After a 90-minute public hearing, interrupted by frequent applause and outbursts from the crowd, the council denied the request.
When the rezoning was first requested in February, it was met with outcry from nearby residents. Jason Barron, the lawyer representing CalAtlantic Tuesday, said he and the developer have spent the intervening months working with the town and residents to mitigate the development’s impacts on traffic.
“We’ve heard their concerns, and we debated stepping away from this project a while back because of this issue,” said Tom Beebe of CalAtlantic. “But we’ve come to believe we can make this traffic situation better with our development than without it.”
As a condition of the rezoning, CalAtlantic would have widened Avent Ferry Road along the roughly half-mile of frontage the homes would share with the property. Avent Ferry Road is slated to eventually become a four-lane, median-divided thoroughfare.
“Deny our zoning, and traffic will be somewhat better along N.C. 55 and Main Street, but there will be no improvements along this section of Avent Ferry,” Beebe said. “The traffic situation will remain as frustrating as it is, probably for years.”

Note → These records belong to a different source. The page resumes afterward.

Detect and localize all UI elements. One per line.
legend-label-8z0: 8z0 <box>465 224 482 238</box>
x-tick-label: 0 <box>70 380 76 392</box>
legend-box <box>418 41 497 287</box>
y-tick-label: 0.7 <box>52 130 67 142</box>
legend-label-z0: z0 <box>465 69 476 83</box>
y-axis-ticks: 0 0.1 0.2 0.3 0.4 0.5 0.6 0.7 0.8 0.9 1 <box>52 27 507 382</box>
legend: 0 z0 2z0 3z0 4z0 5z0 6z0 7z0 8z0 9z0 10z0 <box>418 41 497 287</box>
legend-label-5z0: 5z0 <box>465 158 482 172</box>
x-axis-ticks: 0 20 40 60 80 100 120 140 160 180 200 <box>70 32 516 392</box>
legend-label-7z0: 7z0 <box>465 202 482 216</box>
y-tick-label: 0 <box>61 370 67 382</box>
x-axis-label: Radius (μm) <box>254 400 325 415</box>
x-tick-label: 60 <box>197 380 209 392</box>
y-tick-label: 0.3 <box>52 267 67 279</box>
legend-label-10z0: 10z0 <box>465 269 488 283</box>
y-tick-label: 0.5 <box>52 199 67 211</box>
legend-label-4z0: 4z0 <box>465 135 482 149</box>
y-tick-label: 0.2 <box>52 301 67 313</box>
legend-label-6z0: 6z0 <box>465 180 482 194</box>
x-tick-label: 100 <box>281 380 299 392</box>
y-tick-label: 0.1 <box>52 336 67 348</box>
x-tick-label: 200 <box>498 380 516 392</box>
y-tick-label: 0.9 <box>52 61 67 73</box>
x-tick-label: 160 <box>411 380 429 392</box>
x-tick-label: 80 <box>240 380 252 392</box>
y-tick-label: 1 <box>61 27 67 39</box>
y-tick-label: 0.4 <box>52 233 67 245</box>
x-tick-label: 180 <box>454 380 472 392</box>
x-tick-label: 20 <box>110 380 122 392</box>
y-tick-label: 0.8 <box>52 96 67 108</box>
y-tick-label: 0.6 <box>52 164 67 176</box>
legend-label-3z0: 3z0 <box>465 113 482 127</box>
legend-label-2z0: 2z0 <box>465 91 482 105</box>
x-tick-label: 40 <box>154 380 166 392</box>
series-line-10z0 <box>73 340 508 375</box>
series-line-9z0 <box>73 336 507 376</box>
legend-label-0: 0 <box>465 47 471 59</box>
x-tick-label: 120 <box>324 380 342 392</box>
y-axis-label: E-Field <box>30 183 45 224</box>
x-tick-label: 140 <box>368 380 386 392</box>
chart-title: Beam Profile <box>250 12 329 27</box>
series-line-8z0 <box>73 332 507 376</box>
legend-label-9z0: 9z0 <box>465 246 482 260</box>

Calculations provided by CalAtlantic’s traffic consultants said about four out of every 100 trips made along that stretch of Avent Ferry Road would originate from the new homes. Beebe said this figure would be more than offset by the added road capacity the road-widening contribution would contribute.
Outgoing council member Linda Hunt Williams voted to deny the rezoning, but said she thinks developing the property, and similar properties, are necessary for the town’s future. It was Williams’ last meeting before she joins the N.C. House of Representatives as a Republican, taking over the seat held by Republican Rep. Skip Stam of Apex.
“Many of you here tonight might not have been here very long, but many people on this council have seen this grow from a farm community to what it is today,” Williams said. “You think you have impatience about traffic, but all this has popped out of the ground in a matter of years. Don’t demonize us when we make decisions that we know are best for the town.”
Her words were met with a chorus of “Bye!” from people in the audience who were aware it was Williams’ last meeting.
Council members Cheri Lee and Hank Dickson questioned the project’s timing and said they would like to wait to see the impact of other planned road improvements in the area before approving new homes there. They, as well as many residents, weren’t satisfied with CalAtlantic’s statement that the project would improve traffic or that it wouldn’t make things worse.
Others, including Councilman Tom O’Brien, objected to the project’s sole focus on housing, which they said would be a wasted opportunity in an area the town had singled out for mixed-use development in its 2006 comprehensive plan.
Williams, though, said approving more housing would be the right economic decision in the interest of growing a customer base for potential commercial development nearby.
“We have businesses that have asked about coming to Holly Springs, and they expect to have customers,” Williams said.